Rapport sur le rapport annuel 2006 du Médiateur
La commission des pétitions a adopté le rapport d’initiative de Mme Luciana SBARBATI (ADLE, IT) faisant suite au rapport annuel relatif aux activités du médiateur européen en 2006.
Se félicitant du rapport annuel, la commission parlementaire considère que le médiateur a continué à exercer ses pouvoirs de manière équilibrée et dynamique, tant en ce qui concerne l'examen et le traitement des plaintes qu'en ce qui concerne le maintien de relations constructives avec les institutions et organismes de l'UE et l'action de sensibilisation des citoyens.
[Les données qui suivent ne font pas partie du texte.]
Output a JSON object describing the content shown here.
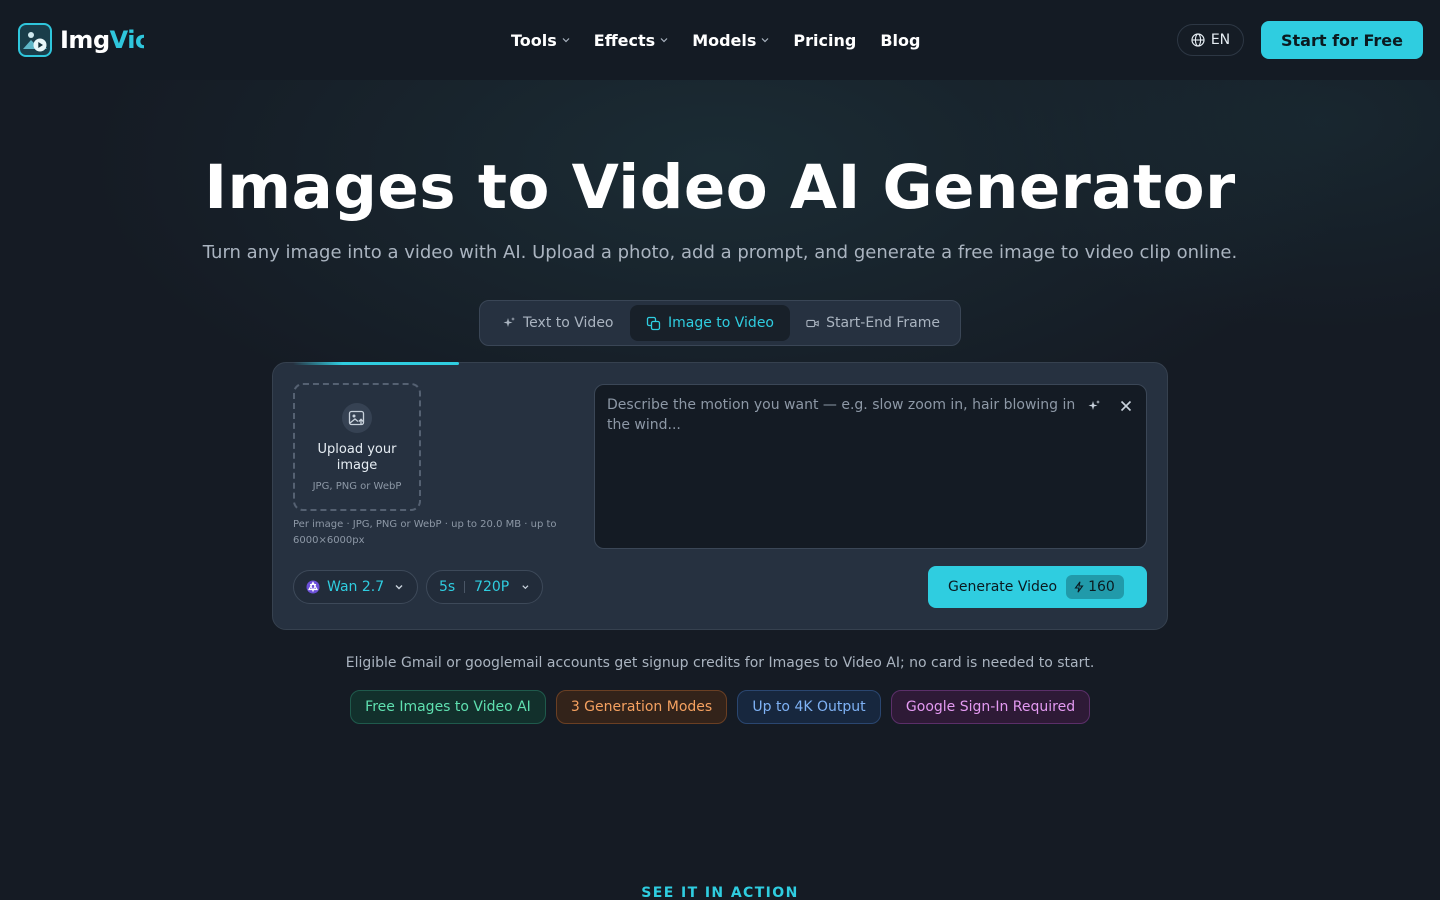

Elle exhorte le médiateur européen à poursuivre ses efforts et à promouvoir ses activités de manière efficace et souple, afin de représenter, aux yeux des citoyens, le gardien de la bonne administration des institutions communautaires.
Entre autres recommandations, le rapport adopté en commission :
- invite à doter tous les institutions et organismes européens des ressources budgétaires et humaines nécessaires pour garantir que les citoyens reçoivent des réponses rapides et consistantes à leurs demandes de renseignements, à leurs plaintes et à leurs pétitions;
- incite le médiateur à continuer de promouvoir une véritable culture du service en tant que partie intégrante des bonnes pratiques administratives (ouverture et au dialogue avec le citoyen usager, reconnaissance des erreurs, présentation d'excuses et recherche de solutions satisfaisant le plaignant à l'appui);
- exhorte le médiateur à présenter au Parlement les demandes qu'il juge opportunes afin d'améliorer l'échange d'informations entre services respectifs et de renforcer la coopération en ce qui concerne particulièrement le secteur de la communication, de l'information technologique et de la traduction;
- exhorte toutes les institutions à coopérer de manière constructive avec le médiateur au cours de toutes les étapes de la procédure, à acquiescer aux solutions à l'amiable, à donner suite aux commentaires critiques et à appliquer les projets de recommandation;
- encourage le médiateur à dresser annuellement la liste des bonnes pratiques administratives et la liste des pratiques non conformes à ses décisions et à présenter une étude sur le sort réservé aux commentaires critiques;
- exhorte tous les destinataires de commentaires critiques à les respecter en s'en inspirant pour guider leur action future;
- invite tous les institutions et organismes communautaires ainsi que les représentations permanentes des États membres à œuvrer à la transparence et au respect des règles de bonne administration ;
- appelle l'Office européen de sélection du personnel au respect effectif et intégral des règles et pratiques en matière d'ouverture et de transparence des procédures de concours, notamment pour ce qui est de l'accès des candidats aux informations les concernant au sujet des épreuves corrigées, et l'invite à faire table rase des discriminations linguistiques et à ne pas se décharger de ses responsabilités sur les décisions du jury.
Le rapport reprend à son compte l'interprétation extensive de la notion de « mauvaise administration communautaire », à entendre par référence non seulement à l'action administrative illégitime ou à la violation d'une règle ou d'un principe juridiques contraignants, mais aussi, par exemple, aux cas d'une administration passive, négligente ou peu transparente ou aux cas où d'autres principes de bonne administration ont été enfreints. La Commission européenne est invitée faire correctement usage des pouvoirs discrétionnaires que lui confèrent les articles 226 (ouverture d'une procédure pour infraction) ou 228 (proposition de sanctions) du traité CE, en évitant scrupuleusement des retards ou une inertie injustifiable, incompatibles avec les pouvoirs de contrôle de l'application du droit communautaire à elle conférés. Les députés estiment enfin que, lorsqu'une institution refuse de se conformer à une recommandation figurant dans un rapport spécial du médiateur même si le Parlement a approuvé cette recommandation, ce dernier pourrait légitimement user de ses pouvoirs pour intenter une action devant la Cour de justice concernant l'acte ou l'omission qui faisait l'objet de la recommandation du médiateur.
La commission des pétitions se dit à nouveau favorable à la demande de modification du statut du médiateur pour ce qui est de l'accès aux documents et à l'audition de témoins et fait sienne ce principe que les futures adaptations demandées servent à clarifier les pouvoirs du médiateur dans un contexte de besoins croissants dans l'exercice de ses fonctions. Enfin, elle encourage dans le cadre du réseau européen des médiateurs, la consultation mutuelle entre le médiateur et la commission des pétitions en vue de trouver une solution à des problèmes déjà traités en tant que pétitions.